While I would be glad to hear a nicer proof of the Theorem,


Sorry for late answer. You can get a rather quick proof of this theorem by remarking that, in your situation, when H is cocommutative, the comultiplication is a morphism of bi-algebras. 
A: OK, The argument goes as follows :  you do two or three commutative diagrams showing that morphism of bi-algebras commute with convolution (I can send you them) and end by 
\begin{eqnarray}
&&log(I\otimes I)=log((I\otimes e)*(e\otimes I))=\cr
&&log(I\otimes e)+log(e\otimes I)=log(I)\otimes e +e\otimes log(I)
\end{eqnarray}
This proves that log(I) maps INTO the set of primitives and to end the proof just remark that log(I)(f)=f when f is primitive because the series ends at the first term. 

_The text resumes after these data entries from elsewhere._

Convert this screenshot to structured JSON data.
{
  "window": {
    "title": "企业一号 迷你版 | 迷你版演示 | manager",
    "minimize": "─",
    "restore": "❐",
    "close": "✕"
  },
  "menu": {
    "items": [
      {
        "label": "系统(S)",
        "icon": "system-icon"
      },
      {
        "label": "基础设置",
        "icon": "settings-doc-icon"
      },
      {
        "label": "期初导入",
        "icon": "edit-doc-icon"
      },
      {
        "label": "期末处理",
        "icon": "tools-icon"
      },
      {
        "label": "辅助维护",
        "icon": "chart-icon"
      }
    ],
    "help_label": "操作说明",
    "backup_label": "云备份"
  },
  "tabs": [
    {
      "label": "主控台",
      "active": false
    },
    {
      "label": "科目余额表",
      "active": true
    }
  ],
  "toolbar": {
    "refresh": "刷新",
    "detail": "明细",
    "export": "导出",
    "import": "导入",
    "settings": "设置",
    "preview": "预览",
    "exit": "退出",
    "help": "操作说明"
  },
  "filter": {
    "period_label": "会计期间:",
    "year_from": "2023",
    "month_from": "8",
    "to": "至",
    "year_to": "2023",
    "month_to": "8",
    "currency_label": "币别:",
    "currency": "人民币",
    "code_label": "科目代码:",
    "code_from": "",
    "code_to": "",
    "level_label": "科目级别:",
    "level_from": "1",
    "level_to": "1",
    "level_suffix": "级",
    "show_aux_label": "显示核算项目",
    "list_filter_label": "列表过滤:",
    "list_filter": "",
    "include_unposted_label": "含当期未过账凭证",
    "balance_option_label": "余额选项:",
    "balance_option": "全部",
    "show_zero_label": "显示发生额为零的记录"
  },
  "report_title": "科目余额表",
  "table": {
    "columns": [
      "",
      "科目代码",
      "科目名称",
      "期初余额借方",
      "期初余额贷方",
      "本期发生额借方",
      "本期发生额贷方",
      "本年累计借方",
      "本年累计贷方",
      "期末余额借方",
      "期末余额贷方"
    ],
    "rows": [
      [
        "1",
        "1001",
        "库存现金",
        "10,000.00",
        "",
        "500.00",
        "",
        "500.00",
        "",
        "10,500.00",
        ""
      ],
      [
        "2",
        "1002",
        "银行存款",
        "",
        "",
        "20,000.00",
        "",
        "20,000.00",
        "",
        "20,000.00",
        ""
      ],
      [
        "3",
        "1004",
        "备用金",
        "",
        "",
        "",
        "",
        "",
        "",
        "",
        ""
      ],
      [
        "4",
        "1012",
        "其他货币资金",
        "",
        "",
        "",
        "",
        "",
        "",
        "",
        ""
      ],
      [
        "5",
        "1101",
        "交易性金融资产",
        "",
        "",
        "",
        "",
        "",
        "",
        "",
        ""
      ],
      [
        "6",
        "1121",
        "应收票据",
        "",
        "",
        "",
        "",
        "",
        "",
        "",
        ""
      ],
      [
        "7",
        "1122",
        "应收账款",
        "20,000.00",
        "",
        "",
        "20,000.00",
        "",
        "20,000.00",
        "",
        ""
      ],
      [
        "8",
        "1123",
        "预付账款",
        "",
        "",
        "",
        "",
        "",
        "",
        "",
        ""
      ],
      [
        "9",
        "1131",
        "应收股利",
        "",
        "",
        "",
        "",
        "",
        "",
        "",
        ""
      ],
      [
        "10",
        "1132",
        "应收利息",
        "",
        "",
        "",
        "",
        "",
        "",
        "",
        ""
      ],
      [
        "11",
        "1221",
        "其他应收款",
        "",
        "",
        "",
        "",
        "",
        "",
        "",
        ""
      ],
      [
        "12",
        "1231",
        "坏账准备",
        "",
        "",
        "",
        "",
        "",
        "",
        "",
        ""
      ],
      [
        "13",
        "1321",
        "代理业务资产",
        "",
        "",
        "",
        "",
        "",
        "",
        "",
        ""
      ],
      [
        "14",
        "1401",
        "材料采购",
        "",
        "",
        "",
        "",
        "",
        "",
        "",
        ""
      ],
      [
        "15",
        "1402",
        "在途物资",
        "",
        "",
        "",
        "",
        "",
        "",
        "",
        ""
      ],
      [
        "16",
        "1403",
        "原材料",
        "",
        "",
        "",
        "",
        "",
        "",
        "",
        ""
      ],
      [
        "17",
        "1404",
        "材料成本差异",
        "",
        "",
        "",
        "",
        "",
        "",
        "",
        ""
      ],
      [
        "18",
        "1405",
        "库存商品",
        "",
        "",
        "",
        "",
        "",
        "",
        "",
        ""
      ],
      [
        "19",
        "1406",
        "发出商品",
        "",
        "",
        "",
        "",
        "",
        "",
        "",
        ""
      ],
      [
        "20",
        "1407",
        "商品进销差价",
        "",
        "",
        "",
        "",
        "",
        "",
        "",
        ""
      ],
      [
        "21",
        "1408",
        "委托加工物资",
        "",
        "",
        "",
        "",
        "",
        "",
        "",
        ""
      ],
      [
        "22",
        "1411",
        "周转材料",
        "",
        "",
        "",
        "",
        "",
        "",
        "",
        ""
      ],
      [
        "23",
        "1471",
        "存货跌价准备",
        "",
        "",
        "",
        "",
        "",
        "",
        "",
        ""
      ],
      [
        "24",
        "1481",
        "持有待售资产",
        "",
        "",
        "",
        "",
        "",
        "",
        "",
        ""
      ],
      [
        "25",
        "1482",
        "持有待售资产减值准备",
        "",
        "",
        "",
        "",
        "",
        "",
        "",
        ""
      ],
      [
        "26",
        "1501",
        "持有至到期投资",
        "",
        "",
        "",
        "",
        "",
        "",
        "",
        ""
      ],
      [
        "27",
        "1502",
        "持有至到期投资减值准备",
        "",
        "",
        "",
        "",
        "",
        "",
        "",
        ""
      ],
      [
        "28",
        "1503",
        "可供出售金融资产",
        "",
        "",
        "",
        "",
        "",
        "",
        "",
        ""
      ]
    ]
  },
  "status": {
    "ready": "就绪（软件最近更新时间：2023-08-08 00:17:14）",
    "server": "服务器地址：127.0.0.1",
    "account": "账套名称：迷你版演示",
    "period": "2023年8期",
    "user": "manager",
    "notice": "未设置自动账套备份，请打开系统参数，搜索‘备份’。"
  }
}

A: Indeed ! But, you need to pass properly to the limit. You can use $log_s$ (the $s$ first terms of the expansion) and then remark that, when you apply both sides to a given $f\in H$, the limit is obtained by the polynomial $log_s$ with $s$ sufficiently large. 
A: OK, I did not apply the general fact you mention (which I do not use but can imagine true under certain conditions). I just used thet fact that, if $\phi : \mathcal{B}_1\rightarrow \mathcal{B}_2$ is a morphism of bialgebras, and $\phi\circ f_1=f_2\circ\phi\ ;\ \phi\circ g_1=g_2\circ\phi$ for $f_i,g_i\in End(\mathcal{B}_i)$, then $\phi\circ (f_1*g_1)=(f_2*g_2)\circ\phi$ and then, as $(I\otimes I)\circ\Delta=\Delta\circ I$, one has
$$
log_s(I\otimes I)\circ\Delta=\Delta\circ log_s(I)
$$
Hope that it helps. Tell me. 
A: OK, you have got it. I am glad that it could help. 
If you happen to come to Paris, please let me know, 
we can discuss these matters 
(I am often around the IHP of IHES areas).